Paul Harrill's debut feature, "Something, Anything", is the kind of movie you feel protective of even as you are watching it. Its rhythms and inflections are so subtle, it almost comes as a surprise just how compelling they ultimately become. It is an unmistakably "small" film, but as the story builds up and the characters come into focus, you know you are witnessing something rare and precious: an American independent film that's understated and intelligent, as well as utterly free of showiness and calculation.
The main character is Peggy (Ashley Shelton), a realtor from Knoxville, Tennessee, first seen accepting a marriage proposal from her long-time sweetheart Mark (Bryce Johnson). A pretty, agreeable and slightly introverted woman, Peggy is good at her job and seems a perfect match for successful Mark, until a miscarriage and a casual breach of trust put an end to their union—all within the brisk ten opening minutes of the movie. After losing the baby, Peggy recoils into herself: the Southern middle-class world she took for granted suddenly becomes unfamiliar to her, maybe even slightly repugnant in its focus on possessions and status. An unexpected sympathy note from a high-school friend named Tim (Linds Edwards), a Kentucky-based Trappist monk representing a life choice radically different from her own, pushes Peggy into a new direction. She quits her job in favor of a lesser-paid position at a local library, cancels her phone service and starts looking into the possibility of monastic living. A reunion with Tim complicates matters, as do Mark's repeated offers of getting back together and trying to start a family once again.
Far from a standard-issue indie in its basic premise, Harrill's first outing as a writer/director is very mature in its treatment of a subject from which movies often shy away: the awakening of a religious impulse in a secular, educated adult. Unlike such recruiting posters as the recent "Heaven is For Real" or the 1943 chestnut "The Song of Bernadette", "Something, Anything" is close in spirit to Fred Zinnemann's great 1959 "The Nun's Story", in which a particular woman's religious vocation was treated with all the attentiveness and respect one would hope for when dealing with anyone's sense of purpose in life.
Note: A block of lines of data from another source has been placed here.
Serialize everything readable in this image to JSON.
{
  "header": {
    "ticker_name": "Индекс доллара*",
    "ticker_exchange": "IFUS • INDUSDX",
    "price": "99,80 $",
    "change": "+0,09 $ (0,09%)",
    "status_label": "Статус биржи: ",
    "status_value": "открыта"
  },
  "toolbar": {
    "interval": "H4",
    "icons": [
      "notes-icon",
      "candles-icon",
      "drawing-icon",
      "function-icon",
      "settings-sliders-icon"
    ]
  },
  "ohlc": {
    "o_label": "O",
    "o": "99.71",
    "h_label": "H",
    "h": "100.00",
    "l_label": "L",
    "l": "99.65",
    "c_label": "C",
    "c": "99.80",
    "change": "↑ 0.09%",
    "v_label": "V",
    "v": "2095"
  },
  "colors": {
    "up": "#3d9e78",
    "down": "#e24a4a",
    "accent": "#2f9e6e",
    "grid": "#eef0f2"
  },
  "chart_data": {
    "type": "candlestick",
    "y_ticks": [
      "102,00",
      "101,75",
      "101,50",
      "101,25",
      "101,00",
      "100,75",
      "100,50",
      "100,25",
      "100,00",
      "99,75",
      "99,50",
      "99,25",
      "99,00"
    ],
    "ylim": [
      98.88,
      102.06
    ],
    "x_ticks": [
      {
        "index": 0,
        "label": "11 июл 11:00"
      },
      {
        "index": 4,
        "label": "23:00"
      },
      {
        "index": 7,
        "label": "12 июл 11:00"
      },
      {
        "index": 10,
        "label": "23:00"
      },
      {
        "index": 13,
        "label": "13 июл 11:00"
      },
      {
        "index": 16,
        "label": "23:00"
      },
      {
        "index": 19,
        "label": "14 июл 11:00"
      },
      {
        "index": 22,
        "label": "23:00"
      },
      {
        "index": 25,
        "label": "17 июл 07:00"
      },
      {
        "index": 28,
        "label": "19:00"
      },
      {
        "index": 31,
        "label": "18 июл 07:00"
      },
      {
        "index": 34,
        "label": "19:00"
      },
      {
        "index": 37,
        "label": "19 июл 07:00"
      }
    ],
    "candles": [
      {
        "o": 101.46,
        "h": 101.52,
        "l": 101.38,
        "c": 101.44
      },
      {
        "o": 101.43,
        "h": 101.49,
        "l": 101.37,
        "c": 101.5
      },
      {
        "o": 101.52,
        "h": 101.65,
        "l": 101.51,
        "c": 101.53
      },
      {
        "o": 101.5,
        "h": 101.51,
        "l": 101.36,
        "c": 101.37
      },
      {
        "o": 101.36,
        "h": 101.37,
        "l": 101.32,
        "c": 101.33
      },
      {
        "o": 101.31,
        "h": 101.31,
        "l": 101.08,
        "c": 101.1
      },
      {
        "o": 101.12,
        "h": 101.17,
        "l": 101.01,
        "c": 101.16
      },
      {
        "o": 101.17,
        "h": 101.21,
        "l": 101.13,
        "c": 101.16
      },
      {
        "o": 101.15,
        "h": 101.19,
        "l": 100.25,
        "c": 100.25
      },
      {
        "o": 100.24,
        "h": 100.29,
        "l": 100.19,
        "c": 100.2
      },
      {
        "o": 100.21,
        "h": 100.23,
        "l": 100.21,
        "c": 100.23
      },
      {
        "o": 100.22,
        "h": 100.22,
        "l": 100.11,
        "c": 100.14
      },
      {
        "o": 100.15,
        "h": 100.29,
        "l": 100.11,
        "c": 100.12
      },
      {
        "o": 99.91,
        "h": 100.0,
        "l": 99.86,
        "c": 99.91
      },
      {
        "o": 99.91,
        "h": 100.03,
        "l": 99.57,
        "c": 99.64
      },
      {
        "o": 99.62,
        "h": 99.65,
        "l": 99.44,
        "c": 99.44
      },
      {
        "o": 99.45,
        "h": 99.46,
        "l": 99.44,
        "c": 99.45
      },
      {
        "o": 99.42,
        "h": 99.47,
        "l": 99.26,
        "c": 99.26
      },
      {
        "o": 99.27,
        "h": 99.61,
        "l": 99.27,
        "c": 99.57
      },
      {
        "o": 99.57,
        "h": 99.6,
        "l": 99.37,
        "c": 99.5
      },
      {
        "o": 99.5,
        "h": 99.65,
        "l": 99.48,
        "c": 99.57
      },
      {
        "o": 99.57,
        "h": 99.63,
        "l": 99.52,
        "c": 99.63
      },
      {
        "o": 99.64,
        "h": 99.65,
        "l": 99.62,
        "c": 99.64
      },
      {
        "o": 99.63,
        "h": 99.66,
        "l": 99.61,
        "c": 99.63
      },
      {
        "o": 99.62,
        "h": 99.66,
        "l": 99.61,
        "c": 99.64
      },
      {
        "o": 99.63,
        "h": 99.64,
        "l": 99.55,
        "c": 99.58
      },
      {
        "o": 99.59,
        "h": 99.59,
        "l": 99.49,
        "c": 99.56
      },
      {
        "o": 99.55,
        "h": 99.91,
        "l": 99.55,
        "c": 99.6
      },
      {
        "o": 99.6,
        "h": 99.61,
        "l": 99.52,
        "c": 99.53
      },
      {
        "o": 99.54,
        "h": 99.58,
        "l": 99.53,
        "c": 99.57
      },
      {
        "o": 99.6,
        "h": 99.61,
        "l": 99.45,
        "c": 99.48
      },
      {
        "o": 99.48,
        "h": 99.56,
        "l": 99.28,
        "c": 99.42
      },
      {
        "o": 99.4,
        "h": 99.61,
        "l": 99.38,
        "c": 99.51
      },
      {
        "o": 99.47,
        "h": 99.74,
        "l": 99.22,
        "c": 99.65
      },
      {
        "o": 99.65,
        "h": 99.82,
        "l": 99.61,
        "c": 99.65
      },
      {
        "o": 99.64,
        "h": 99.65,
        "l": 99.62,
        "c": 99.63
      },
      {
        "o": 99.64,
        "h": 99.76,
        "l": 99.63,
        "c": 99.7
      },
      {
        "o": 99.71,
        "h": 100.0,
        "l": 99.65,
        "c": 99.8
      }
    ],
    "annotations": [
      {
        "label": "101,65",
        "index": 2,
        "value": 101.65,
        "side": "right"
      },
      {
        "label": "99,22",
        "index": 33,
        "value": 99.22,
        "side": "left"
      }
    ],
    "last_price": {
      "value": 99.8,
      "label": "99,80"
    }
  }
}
As for Peggy's choices, they are mostly met with incredulity or derision by her friends and peers, as if a pay cut and cancelling one's cellular plan were forms of self-mutilation at the very least. Peggy gradually (if gently) retreats into contemplation, and we are always aware of the social price she's paying, as in a scene in which her judgmental friends try to push her back into Mark's arms (it is a testament to Harrill's humane touch that the friends are never shown as bullies). At one point, Peggy reveals that she used to be a competitive cheerleader, and there is indeed something of a cheerleader's poise and diligence about her. It's there even in the religious pursuit we witness: the subtle humor of "Something, Anything" comes from the fact that Peggy is loaning out books and making notes on the nature of prayer almost as if she were preparing for some spiritual baton-twirling marathon. She cannot help herself; her seriousness about her choices is her armor (and one much more lasting than the blood-red nail polish we see her apply in the first shots of the film, when she still defines herself by other people's perception of who she is).
For a movie focused so attentively on its main character, it's remarkable that we don't really see Peggy explain her motives to anyone, except to herself in brief glimpses of her diary entries (appearing on screen the way inspirational quotes did in another recent exploration of a woman's spiritual journey, "Wild"). This is a film about making complex life choices that's free of excessive talk and excessive actions alike (even the initial separation from Peggy's husband happens off-screen and we are spared all the bitter words that may have been uttered between the couple).
It would be too much to call "Something, Anything" a story of religious conversion—things never go so far, since Peggy (at one point adopting her given name, Margaret, as a sign of the change she underwent) is only just starting to explore her spiritual side. The script is not pushing her to make any steady commitment to a denomination or a church. In fact, there's a suggestion that what draws Peggy towards monastic life is less the divinity it is centered on than the seclusion it offers, which only adds to the overall subtlety of the film.
Lensed by Kunitaro Ohi and edited by Jennifer Lilly (whose work already stood out in Rebecca Thomas' spiritually-minded "Electric Children" from two years back), the film has a nice, compact feeling to it—it's a movie you just slip into, like you would a pair of brand-new sneakers that surprise you by how great they feel and how far they will take you. What makes it into a real winner is its sustained tone, which is every bit as serene as the life that Peggy starts pursuing. It's small wonder that the opening motto from a poem by the 19th century poet Christina Rosetti ("Who has seen the wind? / Neither you nor I; / But when the trees bow down their heads, / The wind is passing by") makes perfect sense in a work of such theological humility and simple, unforgettable beauty.